One of my coachees met me yesterday and she looked horrified and stressed. She had been going through a rough patch – late working hours, very high targets, no appreciation, health issues due to stress and above all, political battles to survive. All of this was also affecting her quality time with family and hence personal issues with the spouse. She had worked for more than a decade in this organization and had given her blood and soul to its success. Lately, there were leadership changes and the effects had started showing up at all hierarchical levels. She had been living under the fear of losing her job while being there was also taking a huge toll on her life for past 8-9 months.
She said she along with a few other peers have been finally informed about the mutual separation agreement. She was so worried that all she could see was fear and confusion about what she should do next. I could see a chaotic messed maze in her head. And I knew that needs to be sorted out.
I asked her – What does the agreement say? What is the offer?
She said – 3 months of notice period + a month pay for every completed year.
I: So that means you get more than a year’s pay? Right
Her: Yea. But what do I do now?
I: What options do you have?
Her: I don’t know.
I: Do you think you can or even if given an option, you would want to stay back?
Her: There’s clearly no such option. I have struggled for the past 9 months and know it. It had been humiliating every single day.
I: So is it not good that it finally got over? Were you expecting anything different?
Her: No I knew this was to end. But I have been given a mutual separation – What do I do?
I: What’re the options do you have than to simply accept and move on?
She was in an extremely victim state. Didn’t say a word.
I: Okay, let’s see what is good about this situation?
Her: Good about this situation? Really? What more can happen to me?
I: Let’s try once. Think about it.
Her: My day to day struggle that I was going through is over. It is like the result has come and I have failed.
I: Did you want that to continue?
Her: No, that way, I am happy that it is over because I couldn’t take it anymore and my personal life and health were taking a hit.
I: What more good do you see?
Her: I have 3 months left for which I get paid + 11 month’s pay for my 11 years of stay here.
I: Yea, so its 14 months of pay that gives you financial security for 14 months. Moreover, you have 3 working month’s where you can actively focus on finding another opportunity for yourself while being paid here for doing nothing much. Am I right?
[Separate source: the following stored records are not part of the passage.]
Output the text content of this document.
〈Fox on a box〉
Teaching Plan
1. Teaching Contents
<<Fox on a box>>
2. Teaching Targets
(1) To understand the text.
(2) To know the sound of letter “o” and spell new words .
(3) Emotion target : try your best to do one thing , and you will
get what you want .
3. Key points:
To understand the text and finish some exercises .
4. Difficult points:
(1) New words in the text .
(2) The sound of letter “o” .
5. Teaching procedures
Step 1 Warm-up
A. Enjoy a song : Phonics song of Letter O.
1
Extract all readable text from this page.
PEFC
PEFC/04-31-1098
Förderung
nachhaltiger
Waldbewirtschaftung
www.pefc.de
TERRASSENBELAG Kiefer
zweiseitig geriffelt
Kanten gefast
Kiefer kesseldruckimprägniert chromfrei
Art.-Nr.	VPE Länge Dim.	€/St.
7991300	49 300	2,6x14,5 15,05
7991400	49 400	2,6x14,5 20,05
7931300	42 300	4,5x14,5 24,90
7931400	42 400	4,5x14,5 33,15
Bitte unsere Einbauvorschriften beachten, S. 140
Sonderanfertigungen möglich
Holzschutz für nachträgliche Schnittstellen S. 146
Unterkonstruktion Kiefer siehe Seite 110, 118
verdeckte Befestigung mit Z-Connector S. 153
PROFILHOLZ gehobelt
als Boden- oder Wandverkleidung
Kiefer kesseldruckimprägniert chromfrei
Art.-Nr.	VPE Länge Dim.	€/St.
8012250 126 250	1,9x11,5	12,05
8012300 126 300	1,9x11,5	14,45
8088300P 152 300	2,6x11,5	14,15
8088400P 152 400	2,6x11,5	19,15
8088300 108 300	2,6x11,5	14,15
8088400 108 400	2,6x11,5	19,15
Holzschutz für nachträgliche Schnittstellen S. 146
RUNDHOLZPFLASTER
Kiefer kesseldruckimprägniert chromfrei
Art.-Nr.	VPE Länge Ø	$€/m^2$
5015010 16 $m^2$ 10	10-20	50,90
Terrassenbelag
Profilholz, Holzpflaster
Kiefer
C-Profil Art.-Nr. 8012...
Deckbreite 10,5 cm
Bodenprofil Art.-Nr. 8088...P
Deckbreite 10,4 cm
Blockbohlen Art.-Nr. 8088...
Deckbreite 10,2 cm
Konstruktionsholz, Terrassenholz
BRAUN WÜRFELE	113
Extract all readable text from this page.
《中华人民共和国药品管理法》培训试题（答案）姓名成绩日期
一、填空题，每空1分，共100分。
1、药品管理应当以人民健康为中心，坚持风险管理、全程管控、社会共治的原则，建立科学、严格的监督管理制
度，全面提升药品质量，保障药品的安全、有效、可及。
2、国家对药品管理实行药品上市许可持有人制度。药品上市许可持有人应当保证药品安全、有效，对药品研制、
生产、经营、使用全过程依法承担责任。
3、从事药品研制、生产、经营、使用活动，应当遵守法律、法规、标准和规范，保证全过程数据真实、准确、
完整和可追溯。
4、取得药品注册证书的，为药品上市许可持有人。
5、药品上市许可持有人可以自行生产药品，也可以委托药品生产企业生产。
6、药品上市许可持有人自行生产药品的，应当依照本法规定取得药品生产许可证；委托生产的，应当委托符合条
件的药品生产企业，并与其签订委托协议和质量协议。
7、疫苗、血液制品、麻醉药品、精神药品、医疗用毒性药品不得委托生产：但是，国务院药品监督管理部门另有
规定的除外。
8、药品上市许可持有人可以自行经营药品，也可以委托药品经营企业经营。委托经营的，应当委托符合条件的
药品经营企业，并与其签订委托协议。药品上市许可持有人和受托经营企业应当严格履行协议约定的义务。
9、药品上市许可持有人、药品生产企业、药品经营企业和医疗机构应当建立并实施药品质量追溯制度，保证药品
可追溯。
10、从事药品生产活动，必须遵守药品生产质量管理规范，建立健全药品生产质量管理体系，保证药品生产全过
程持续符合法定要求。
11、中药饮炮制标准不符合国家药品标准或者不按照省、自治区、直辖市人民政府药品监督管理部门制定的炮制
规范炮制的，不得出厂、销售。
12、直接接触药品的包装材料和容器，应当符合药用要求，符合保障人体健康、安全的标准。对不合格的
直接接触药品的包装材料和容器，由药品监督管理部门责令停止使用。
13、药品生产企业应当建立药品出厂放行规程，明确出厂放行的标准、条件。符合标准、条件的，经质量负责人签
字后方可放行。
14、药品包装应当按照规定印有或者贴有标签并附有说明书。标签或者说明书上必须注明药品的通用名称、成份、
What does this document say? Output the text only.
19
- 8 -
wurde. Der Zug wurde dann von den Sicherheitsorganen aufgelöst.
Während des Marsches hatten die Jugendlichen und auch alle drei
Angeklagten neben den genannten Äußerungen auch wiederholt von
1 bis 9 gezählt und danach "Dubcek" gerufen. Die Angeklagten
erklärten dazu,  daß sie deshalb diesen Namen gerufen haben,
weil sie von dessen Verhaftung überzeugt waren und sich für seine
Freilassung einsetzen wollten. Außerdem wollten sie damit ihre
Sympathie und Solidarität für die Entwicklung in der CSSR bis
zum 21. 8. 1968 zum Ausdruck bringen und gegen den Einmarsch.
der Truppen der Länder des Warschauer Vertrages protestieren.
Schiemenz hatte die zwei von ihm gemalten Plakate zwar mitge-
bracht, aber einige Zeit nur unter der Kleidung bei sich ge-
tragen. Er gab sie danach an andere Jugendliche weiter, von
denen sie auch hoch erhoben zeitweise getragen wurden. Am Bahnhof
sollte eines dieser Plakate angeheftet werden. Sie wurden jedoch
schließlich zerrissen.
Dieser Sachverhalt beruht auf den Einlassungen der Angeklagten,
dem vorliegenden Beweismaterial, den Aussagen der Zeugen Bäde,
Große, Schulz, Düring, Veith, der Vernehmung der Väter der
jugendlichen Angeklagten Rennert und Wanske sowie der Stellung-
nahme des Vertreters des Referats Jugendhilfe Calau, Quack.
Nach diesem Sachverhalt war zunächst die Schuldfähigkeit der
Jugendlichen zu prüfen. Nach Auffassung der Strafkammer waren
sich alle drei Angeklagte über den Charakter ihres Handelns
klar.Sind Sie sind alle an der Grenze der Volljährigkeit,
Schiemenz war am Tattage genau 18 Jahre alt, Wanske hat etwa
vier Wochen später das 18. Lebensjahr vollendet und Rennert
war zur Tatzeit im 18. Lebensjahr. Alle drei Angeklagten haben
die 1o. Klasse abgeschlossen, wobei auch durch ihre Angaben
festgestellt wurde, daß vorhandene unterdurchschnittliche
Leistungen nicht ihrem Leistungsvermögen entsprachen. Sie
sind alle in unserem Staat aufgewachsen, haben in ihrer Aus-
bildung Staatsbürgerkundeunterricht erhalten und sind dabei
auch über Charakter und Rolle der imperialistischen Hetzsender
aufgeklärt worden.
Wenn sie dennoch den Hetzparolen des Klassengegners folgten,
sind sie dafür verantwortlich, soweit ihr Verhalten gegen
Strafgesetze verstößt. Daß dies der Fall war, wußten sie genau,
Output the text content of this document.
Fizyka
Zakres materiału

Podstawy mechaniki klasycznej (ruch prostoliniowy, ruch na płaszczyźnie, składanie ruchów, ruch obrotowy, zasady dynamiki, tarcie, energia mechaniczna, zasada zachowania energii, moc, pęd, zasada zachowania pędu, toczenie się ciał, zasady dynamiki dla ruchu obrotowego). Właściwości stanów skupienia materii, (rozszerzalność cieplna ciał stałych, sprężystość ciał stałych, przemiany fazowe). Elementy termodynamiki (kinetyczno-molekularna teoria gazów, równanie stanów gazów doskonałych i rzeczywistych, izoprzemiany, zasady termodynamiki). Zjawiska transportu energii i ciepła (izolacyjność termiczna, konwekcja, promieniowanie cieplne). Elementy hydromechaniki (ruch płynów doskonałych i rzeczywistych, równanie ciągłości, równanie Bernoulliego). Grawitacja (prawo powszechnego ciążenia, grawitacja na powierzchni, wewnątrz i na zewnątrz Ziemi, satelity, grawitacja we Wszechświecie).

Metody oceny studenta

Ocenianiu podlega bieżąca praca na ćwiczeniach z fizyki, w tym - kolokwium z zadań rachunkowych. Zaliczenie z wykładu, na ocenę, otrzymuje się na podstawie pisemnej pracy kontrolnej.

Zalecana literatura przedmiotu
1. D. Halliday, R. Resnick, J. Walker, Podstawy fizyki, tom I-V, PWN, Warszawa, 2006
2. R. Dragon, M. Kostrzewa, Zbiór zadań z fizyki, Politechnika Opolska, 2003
Her: Yes that’s right. But what do I do?
I: Why do I feel you want some complications to mess your mind into while there is none? You say you don’t have any other option than to accept the agreement. You didn’t want to stay back and had been struggling for the past 9 months putting your health, personal relationships and your peace of mind on stake. And now that the organization has offered you a cake that you could not just have but eat it too, you are wondering what you should do? You are not ready to accept the situation which you knew will happen but perhaps happened with a much better deal than what you feared.
Isn’t this the best thing that could have happened to you in this given situation? Can you think what worse could have happened?
Her: Yes, I could have lost my job on some unjustified reasons like performance issues, could have not paid anything beyond my notice period, I could have been sitting at home looking for a job with challenges justifying why I left my job without having another opportunity in hand, All of this could have been so tormenting for me and my family….I am actually scared to even think of what all could have happened.
I: Don’t you see how all of these not happening has been such a blessing in disguise. You could focus on finding a job in these 3 months, spend quality time with family, rejuvenate your health and relationship while being paid monthly. More so, even if finding a job takes a little while, your finances are taken care of.
Her: Yes, I feel much better.
I: You must. Be glad that there are no other options that you have than to just float and flow in a much desirable direction.
Her: Yes, there are actually no options that I have that I should put my thoughts into. It feels so good right now to not have too many options.
I: Good luck!
We are so used to stay complicated in our minds that we do not realize that having no other option in life could also be a comforting thing at times.
We keep looking for so many options first and later feel complicated and incapable of taking decisions.
We are so accustomed to seeing misfortune and stresses around us that we forget to find goodness in the situations that we are into.
Believe that when you have given your best effort, anything that happens will have goodness enveloped in it. You need to find it and anchor it to move on. There is nothing that is pure misfortune – Look for what’s good about a situation and you shall surely find it.